Installation in the forest


Bleed, 2015, Claire Pendrigh

Bleed catalogues the transition of a structured pattern into disordered forms. These small scrolls were created by stacking sheets of rice paper before painting circles on the top sheet, allowing the paint to bleed through to the paper behind.

I’ve created this work for a shrine festival in Itoshima on 21 March, and these photos are from my test run in the bamboo forest behind the residency house. I’m really looking forward to the festival now, it should be a great chance to meet some locals and enjoy a day out of the studio. I just hope that it doesn’t rain!

Bleed scrolls




Tea Seas


Tea Seas uses imagery of a primordial sea contained within a teacup to explore human existence, both in the context of the domestic and of the universe. This body of work has been created during my two-month artist residency with Studio Kura, Itoshima, Japan.

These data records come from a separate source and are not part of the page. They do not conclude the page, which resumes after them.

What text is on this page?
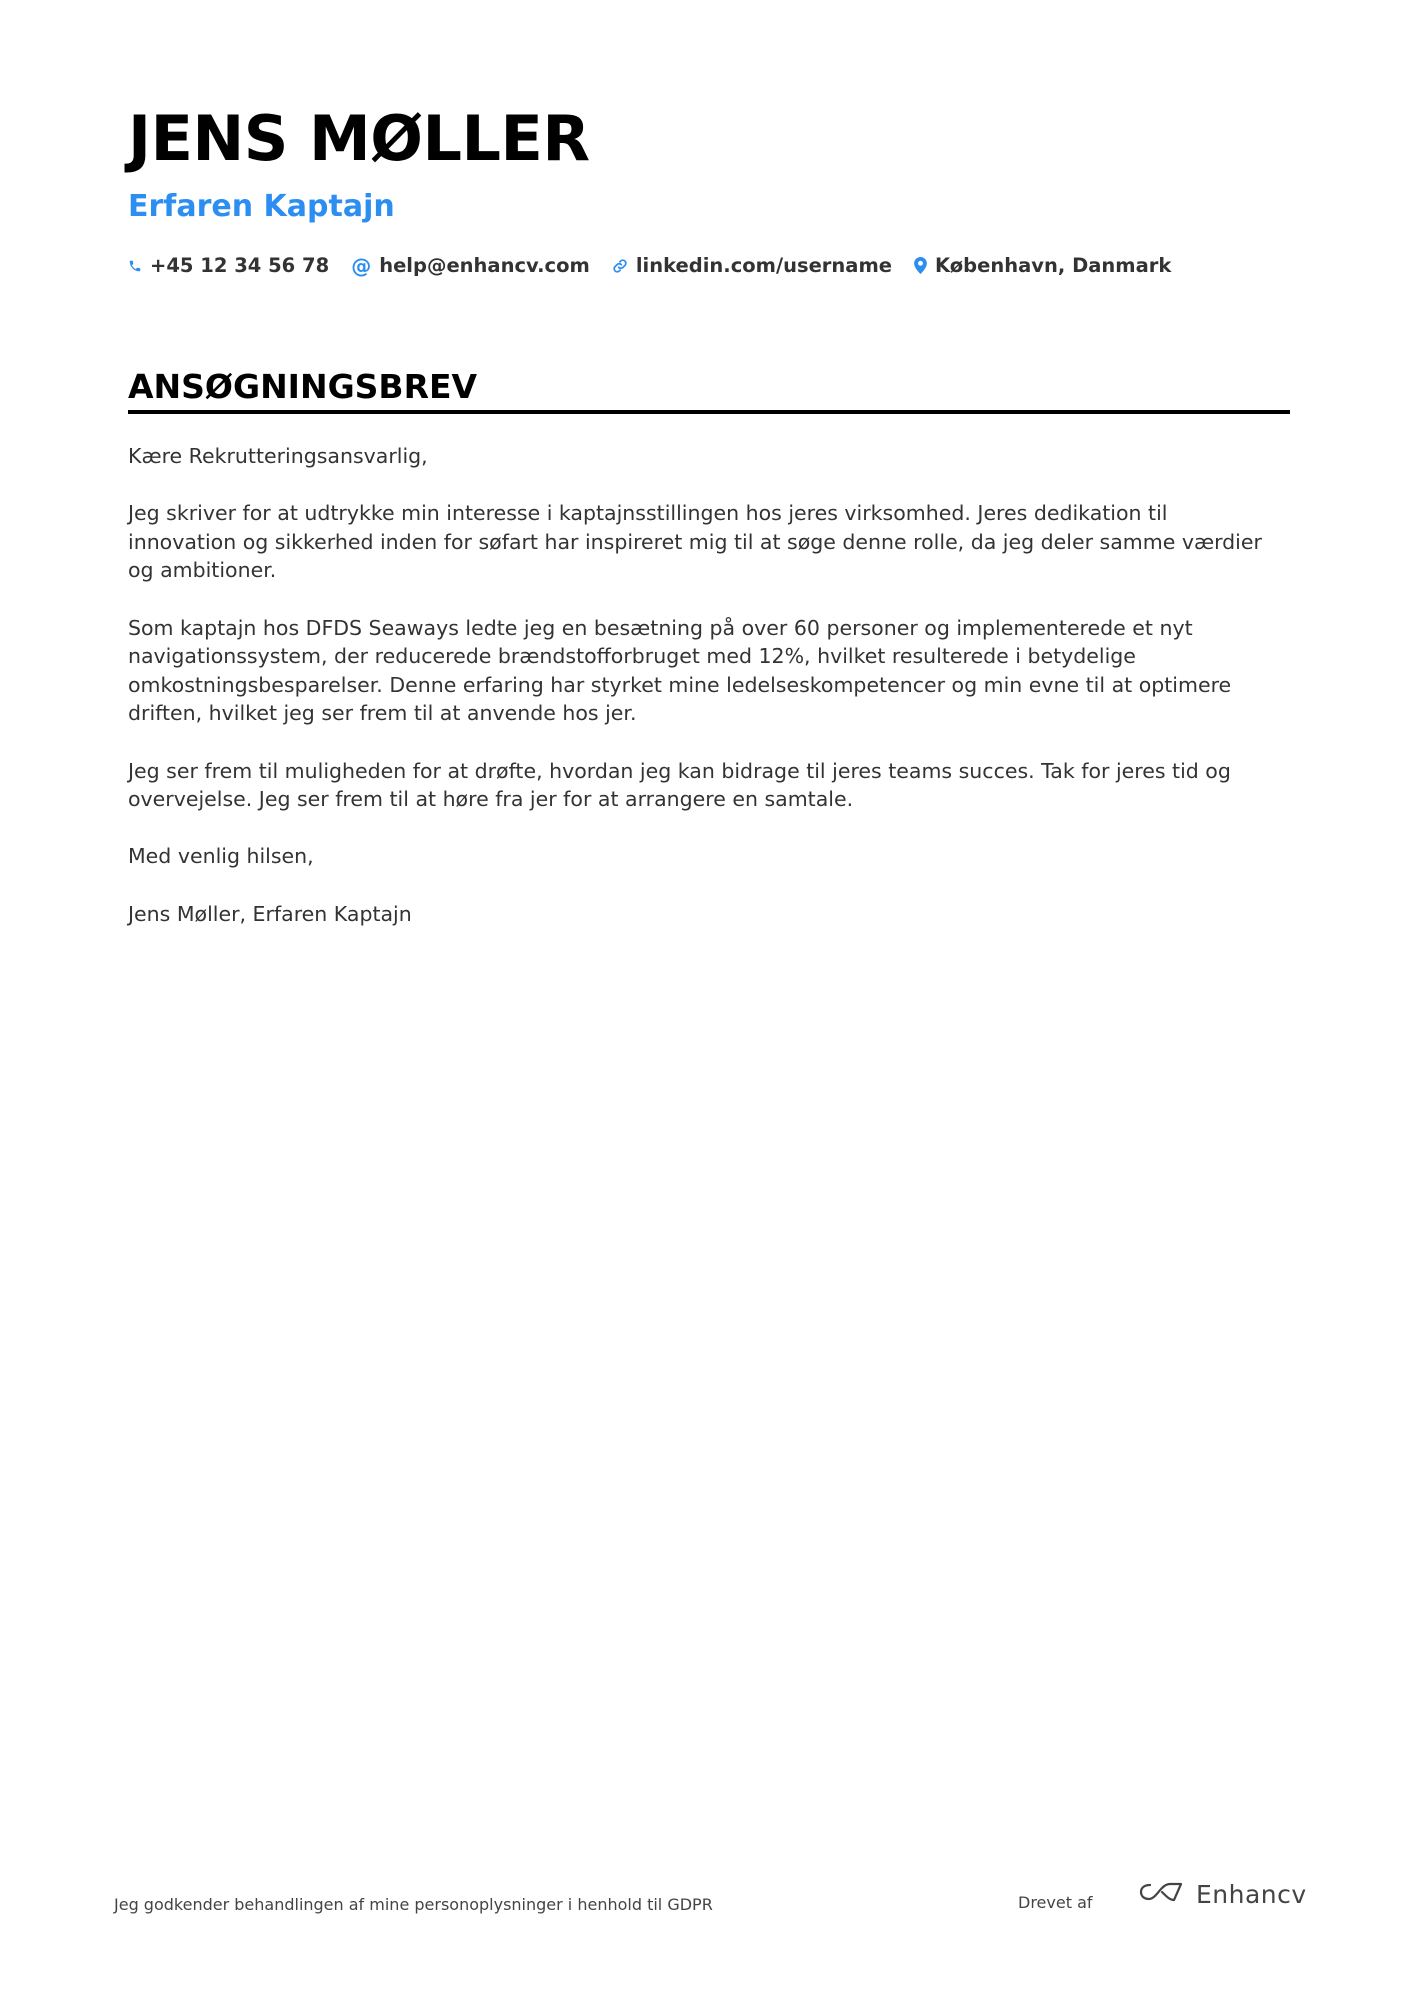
JENS MØLLER
Erfaren Kaptajn
+45 12 34 56 78 @ help@enhancv.com linkedin.com/username København, Danmark
ANSØGNINGSBREV

Kære Rekrutteringsansvarlig,

Jeg skriver for at udtrykke min interesse i kaptajnsstillingen hos jeres virksomhed. Jeres dedikation til innovation og sikkerhed inden for søfart har inspireret mig til at søge denne rolle, da jeg deler samme værdier og ambitioner.

Som kaptajn hos DFDS Seaways ledte jeg en besætning på over 60 personer og implementerede et nyt navigationssystem, der reducerede brændstofforbruget med 12%, hvilket resulterede i betydelige omkostningsbesparelser. Denne erfaring har styrket mine ledelseskompetencer og min evne til at optimere driften, hvilket jeg ser frem til at anvende hos jer.

Jeg ser frem til muligheden for at drøfte, hvordan jeg kan bidrage til jeres teams succes. Tak for jeres tid og overvejelse. Jeg ser frem til at høre fra jer for at arrangere en samtale.

Med venlig hilsen,

Jens Møller, Erfaren Kaptajn

Jeg godkender behandlingen af mine personoplysninger i henhold til GDPR	Drevet af	Enhancv
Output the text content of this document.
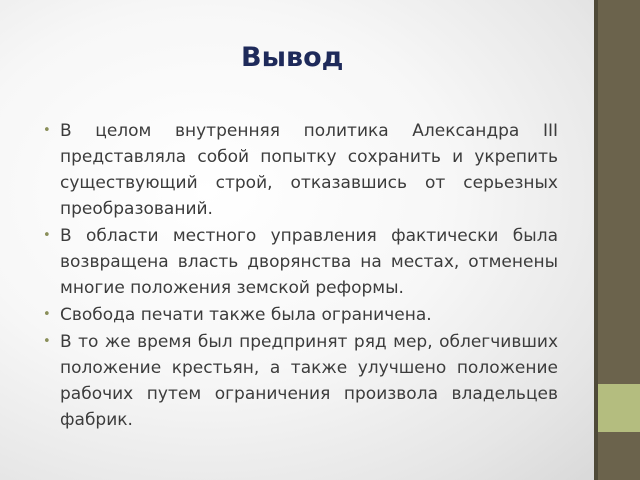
Вывод
• В целом внутренняя политика Александра III представляла собой попытку сохранить и укрепить существующий строй, отказавшись от серьезных преобразований.
• В области местного управления фактически была возвращена власть дворянства на местах, отменены многие положения земской реформы.
• Свобода печати также была ограничена.
• В то же время был предпринят ряд мер, облегчивших положение крестьян, а также улучшено положение рабочих путем ограничения произвола владельцев фабрик.
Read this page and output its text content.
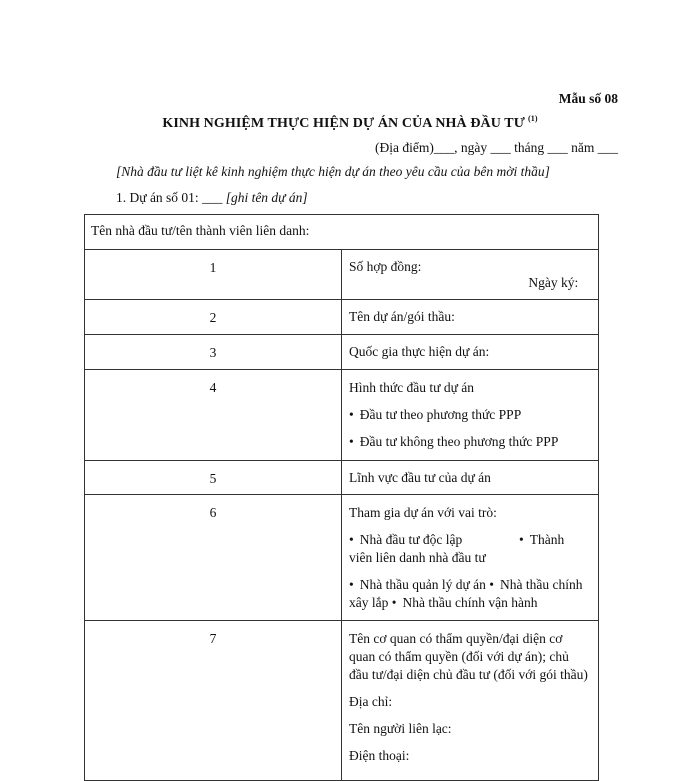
Mẫu số 08
KINH NGHIỆM THỰC HIỆN DỰ ÁN CỦA NHÀ ĐẦU TƯ $^{(1)}$
(Địa điểm)___, ngày ___ tháng ___ năm ___
[Nhà đầu tư liệt kê kinh nghiệm thực hiện dự án theo yêu cầu của bên mời thầu]
1. Dự án số 01: ___ [ghi tên dự án]
Tên nhà đầu tư/tên thành viên liên danh:	
1	Số hợp đồng:  Ngày ký:
2	Tên dự án/gói thầu:
3	Quốc gia thực hiện dự án:
4	Hình thức đầu tư dự án
• Đầu tư theo phương thức PPP
• Đầu tư không theo phương thức PPP

5	Lĩnh vực đầu tư của dự án
6	Tham gia dự án với vai trò:
• Nhà đầu tư độc lập • Thành viên liên danh nhà đầu tư
• Nhà thầu quản lý dự án • Nhà thầu chính xây lắp • Nhà thầu chính vận hành

7	Tên cơ quan có thẩm quyền/đại diện cơ quan có thẩm quyền (đối với dự án); chủ
đầu tư/đại diện chủ đầu tư (đối với gói thầu)
Địa chỉ:
Tên người liên lạc:
Điện thoại:
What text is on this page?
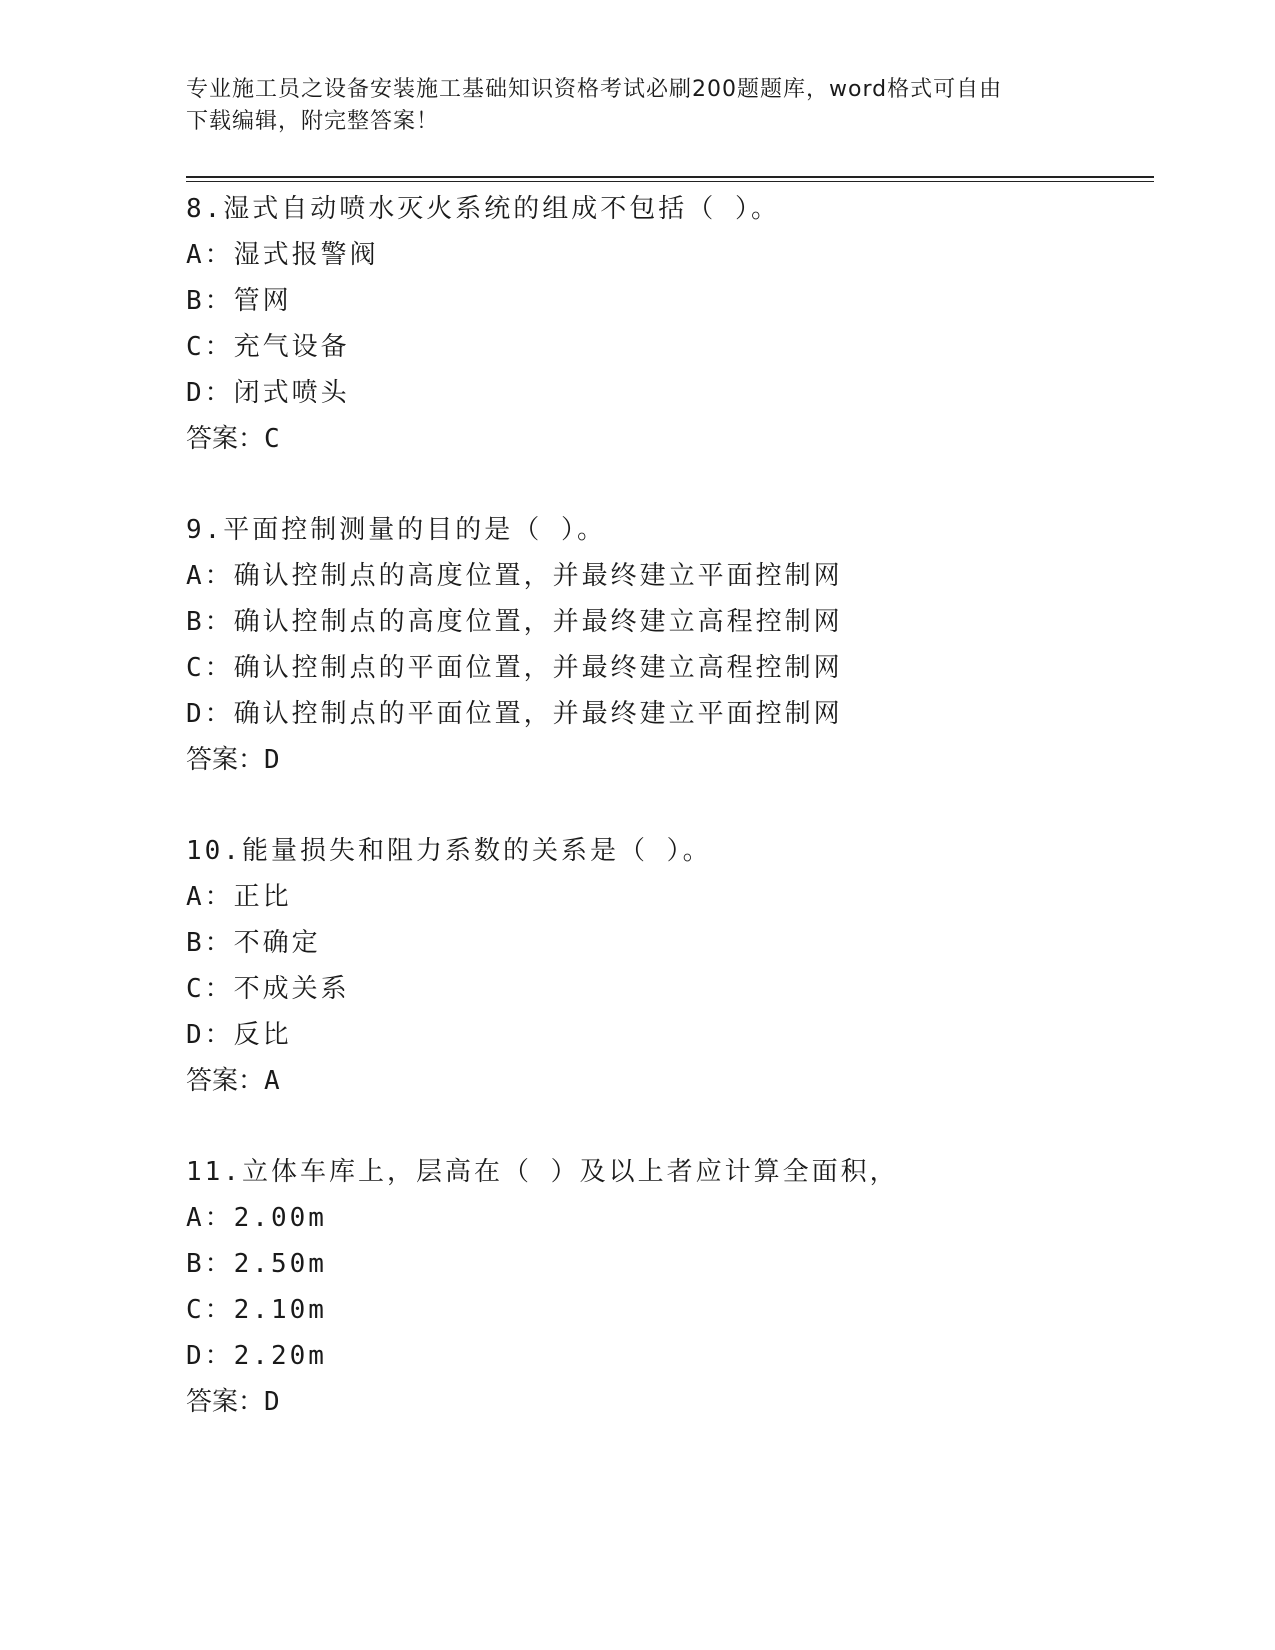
专业施工员之设备安装施工基础知识资格考试必刷200题题库，word格式可自由
下载编辑，附完整答案！
8.湿式自动喷水灭火系统的组成不包括（ ）。
A：湿式报警阀
B：管网
C：充气设备
D：闭式喷头
答案：C
9.平面控制测量的目的是（ ）。
A：确认控制点的高度位置，并最终建立平面控制网
B：确认控制点的高度位置，并最终建立高程控制网
C：确认控制点的平面位置，并最终建立高程控制网
D：确认控制点的平面位置，并最终建立平面控制网
答案：D
10.能量损失和阻力系数的关系是（ ）。
A：正比
B：不确定
C：不成关系
D：反比
答案：A
11.立体车库上，层高在（ ）及以上者应计算全面积，
A：2.00m
B：2.50m
C：2.10m
D：2.20m
答案：D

Tea is a very human beverage. It embodies society, community, hospitality and ritual – social elements that are key to our human existence. Tea is a way to connect with people and open conversations on a domestic scale, but tea can also present a connection to the human existence on far a greater stage.

The water in your teacup is one part of the finite quantity of water we have on Earth. This water changes form, but it is never replenished. The water in your teacup is the same water that flowed in the blood of dinosaurs, and it is the same water from a primordial sea, which may have nursed the first living cells on Earth.

Our natural environment is full of structured patterns, which swing between states order and disorder. Living organisms have the ability to organize. We order elements, arrange cells into complex patterns, build societies and construct rituals.

Just as the circle of your teacup echoes the shape of the cells in your body, it also mirrors the shape of this pale blue dot that we inhabit. Somewhere in the space between order and entropy, is the everyday existence that we know – our work, hobbies, families, and all the interpersonal relationships that we facilitate over a cup of tea.

Taking its cues from the Japanese tea ceremony, Tea Seas follows a ritualistic process of repetition and restraint in order to explore this precarious human existence.

Tea Seas will be exhibited at the Studio Kura Gallery on 28 and 29 March 2015.